POOR ANTIQUE FINISH AT CHRISTIE’S
Never mind the Mafia – in this town, it’s the antiques dealers you shouldn’t cross. Some industry insiders are saying that the November 24 Christie’s auction of French & Company’s rare-furniture collection was doomed to raise little more than snickers before the hammer ever struck. “How many $4 million commodes can you buy?” asks dealer Leon Dalva of Dalva Brothers, who watched a third of the lots go unsold. One source says Christie’s guaranteed French & Company owner Martin Zimet $30 million up front for the sale, and that it was Zimet’s “really pompous” personality the dealers resisted (all of the top ten lots were purchased by private buyers).
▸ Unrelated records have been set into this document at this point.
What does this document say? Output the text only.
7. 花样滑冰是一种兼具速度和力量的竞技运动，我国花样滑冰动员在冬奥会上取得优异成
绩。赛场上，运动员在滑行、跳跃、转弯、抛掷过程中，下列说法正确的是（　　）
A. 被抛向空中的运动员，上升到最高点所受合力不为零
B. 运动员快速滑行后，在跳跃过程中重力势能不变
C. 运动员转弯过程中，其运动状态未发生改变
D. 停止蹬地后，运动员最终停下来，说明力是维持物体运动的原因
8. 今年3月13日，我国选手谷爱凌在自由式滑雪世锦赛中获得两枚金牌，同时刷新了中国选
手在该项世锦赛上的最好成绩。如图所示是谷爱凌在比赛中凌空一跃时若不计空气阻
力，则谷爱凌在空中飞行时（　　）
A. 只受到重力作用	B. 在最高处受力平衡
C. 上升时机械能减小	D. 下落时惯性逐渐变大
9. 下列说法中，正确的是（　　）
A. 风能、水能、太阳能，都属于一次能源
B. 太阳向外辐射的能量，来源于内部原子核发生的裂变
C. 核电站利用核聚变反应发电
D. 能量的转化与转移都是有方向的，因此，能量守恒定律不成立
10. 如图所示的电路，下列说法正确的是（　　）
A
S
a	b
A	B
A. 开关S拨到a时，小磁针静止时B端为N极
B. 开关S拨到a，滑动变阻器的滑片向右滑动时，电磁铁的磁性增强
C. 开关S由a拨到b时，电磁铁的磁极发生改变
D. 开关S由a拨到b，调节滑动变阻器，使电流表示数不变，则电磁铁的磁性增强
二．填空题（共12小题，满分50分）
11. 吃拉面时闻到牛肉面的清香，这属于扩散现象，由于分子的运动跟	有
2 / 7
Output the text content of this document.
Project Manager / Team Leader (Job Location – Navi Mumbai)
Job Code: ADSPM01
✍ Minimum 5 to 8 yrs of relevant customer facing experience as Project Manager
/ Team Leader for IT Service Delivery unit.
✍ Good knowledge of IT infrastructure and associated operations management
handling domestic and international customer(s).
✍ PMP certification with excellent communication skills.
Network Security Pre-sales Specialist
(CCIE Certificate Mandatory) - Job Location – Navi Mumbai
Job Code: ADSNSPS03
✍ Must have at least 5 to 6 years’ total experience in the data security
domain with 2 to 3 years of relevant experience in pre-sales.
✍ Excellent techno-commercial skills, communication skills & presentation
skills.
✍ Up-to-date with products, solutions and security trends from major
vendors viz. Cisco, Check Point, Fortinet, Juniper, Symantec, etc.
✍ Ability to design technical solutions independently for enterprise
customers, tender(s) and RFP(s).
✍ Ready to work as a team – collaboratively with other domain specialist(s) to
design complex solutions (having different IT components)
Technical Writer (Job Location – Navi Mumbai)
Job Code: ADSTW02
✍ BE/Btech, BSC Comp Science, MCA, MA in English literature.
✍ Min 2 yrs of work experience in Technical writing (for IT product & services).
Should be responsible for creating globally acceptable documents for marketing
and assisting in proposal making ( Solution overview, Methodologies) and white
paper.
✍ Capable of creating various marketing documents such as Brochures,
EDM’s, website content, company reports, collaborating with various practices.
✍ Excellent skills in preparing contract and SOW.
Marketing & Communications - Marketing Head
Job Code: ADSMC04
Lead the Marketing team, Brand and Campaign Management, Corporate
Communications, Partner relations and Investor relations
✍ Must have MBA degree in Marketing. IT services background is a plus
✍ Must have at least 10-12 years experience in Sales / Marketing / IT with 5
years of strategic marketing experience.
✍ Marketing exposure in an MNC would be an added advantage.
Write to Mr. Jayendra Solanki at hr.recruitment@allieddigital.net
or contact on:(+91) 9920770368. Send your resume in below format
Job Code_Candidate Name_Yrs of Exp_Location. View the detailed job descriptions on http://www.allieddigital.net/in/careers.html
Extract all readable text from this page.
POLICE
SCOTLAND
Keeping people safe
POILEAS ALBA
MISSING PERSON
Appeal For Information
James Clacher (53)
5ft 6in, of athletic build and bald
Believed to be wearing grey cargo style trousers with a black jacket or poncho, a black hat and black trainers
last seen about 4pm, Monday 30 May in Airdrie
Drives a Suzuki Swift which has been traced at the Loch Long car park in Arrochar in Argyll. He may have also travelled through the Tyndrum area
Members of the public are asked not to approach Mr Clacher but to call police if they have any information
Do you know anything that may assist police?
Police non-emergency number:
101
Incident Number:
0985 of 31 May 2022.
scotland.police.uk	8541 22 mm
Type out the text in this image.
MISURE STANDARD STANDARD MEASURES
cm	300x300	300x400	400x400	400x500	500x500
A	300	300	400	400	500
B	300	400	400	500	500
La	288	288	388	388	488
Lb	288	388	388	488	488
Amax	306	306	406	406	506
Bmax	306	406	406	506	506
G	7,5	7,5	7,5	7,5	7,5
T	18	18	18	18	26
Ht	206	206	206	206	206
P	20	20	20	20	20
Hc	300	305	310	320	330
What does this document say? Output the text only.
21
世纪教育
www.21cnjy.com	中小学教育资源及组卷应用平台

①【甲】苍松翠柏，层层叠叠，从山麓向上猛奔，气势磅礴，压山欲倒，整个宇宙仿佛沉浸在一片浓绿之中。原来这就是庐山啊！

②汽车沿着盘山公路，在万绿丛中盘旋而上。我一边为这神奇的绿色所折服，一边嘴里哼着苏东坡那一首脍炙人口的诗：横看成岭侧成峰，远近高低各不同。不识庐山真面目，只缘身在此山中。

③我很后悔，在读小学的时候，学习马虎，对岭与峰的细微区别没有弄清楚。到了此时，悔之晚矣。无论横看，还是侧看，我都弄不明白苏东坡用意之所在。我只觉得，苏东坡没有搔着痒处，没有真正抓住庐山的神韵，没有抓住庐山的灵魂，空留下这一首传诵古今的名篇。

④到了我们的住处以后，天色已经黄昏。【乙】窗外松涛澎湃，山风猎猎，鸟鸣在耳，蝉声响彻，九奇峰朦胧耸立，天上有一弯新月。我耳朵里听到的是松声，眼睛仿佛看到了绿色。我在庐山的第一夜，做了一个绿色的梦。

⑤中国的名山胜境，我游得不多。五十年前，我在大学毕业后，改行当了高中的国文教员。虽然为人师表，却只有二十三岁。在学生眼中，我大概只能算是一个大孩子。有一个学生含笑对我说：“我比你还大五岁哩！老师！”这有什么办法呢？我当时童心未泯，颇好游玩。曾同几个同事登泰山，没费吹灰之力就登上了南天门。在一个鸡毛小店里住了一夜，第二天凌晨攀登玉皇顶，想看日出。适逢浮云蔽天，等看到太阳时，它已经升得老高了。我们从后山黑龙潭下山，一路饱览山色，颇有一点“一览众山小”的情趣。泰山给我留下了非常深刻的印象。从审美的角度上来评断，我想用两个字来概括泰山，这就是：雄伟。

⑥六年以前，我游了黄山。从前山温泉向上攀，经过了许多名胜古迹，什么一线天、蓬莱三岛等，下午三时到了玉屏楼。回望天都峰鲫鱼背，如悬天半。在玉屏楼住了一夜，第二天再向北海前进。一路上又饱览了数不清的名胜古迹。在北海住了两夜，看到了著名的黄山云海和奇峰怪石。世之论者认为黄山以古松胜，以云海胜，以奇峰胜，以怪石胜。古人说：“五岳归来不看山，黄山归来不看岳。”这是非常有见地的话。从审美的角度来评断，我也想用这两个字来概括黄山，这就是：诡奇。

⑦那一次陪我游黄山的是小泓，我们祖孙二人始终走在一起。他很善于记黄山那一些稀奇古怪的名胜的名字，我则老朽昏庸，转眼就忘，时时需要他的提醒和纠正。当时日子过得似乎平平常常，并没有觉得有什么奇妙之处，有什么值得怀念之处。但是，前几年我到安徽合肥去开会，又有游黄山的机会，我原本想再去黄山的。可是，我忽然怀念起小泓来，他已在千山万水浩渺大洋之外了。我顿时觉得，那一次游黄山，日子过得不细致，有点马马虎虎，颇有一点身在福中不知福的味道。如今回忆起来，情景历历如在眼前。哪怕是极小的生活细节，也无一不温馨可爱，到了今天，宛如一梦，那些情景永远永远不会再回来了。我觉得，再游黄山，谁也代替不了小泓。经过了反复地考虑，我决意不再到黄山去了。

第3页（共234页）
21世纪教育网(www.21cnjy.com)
A partner at one of the city’s well-known trade houses, who didn’t bother to attend the sale, says, “I have a friend who despises Zimet who didn’t bid at the auction but went and made offers to Christie’s immediately after.” Others blame the dismal performance on the high reserves set by Christie’s. “I did hear people saying the prices were too high,” says a Christie’s spokesperson who admits being “slightly disappointed.” As for Zimet, he doesn’t know why the sale soured. “Ne plus ultra,” he says of his collection, and the dealers don’t dispute this. Besides, Christie’s $12.9 million take is nothing to sneeze at, as far as Dalva’s concerned: “It’s a better morning than I had.”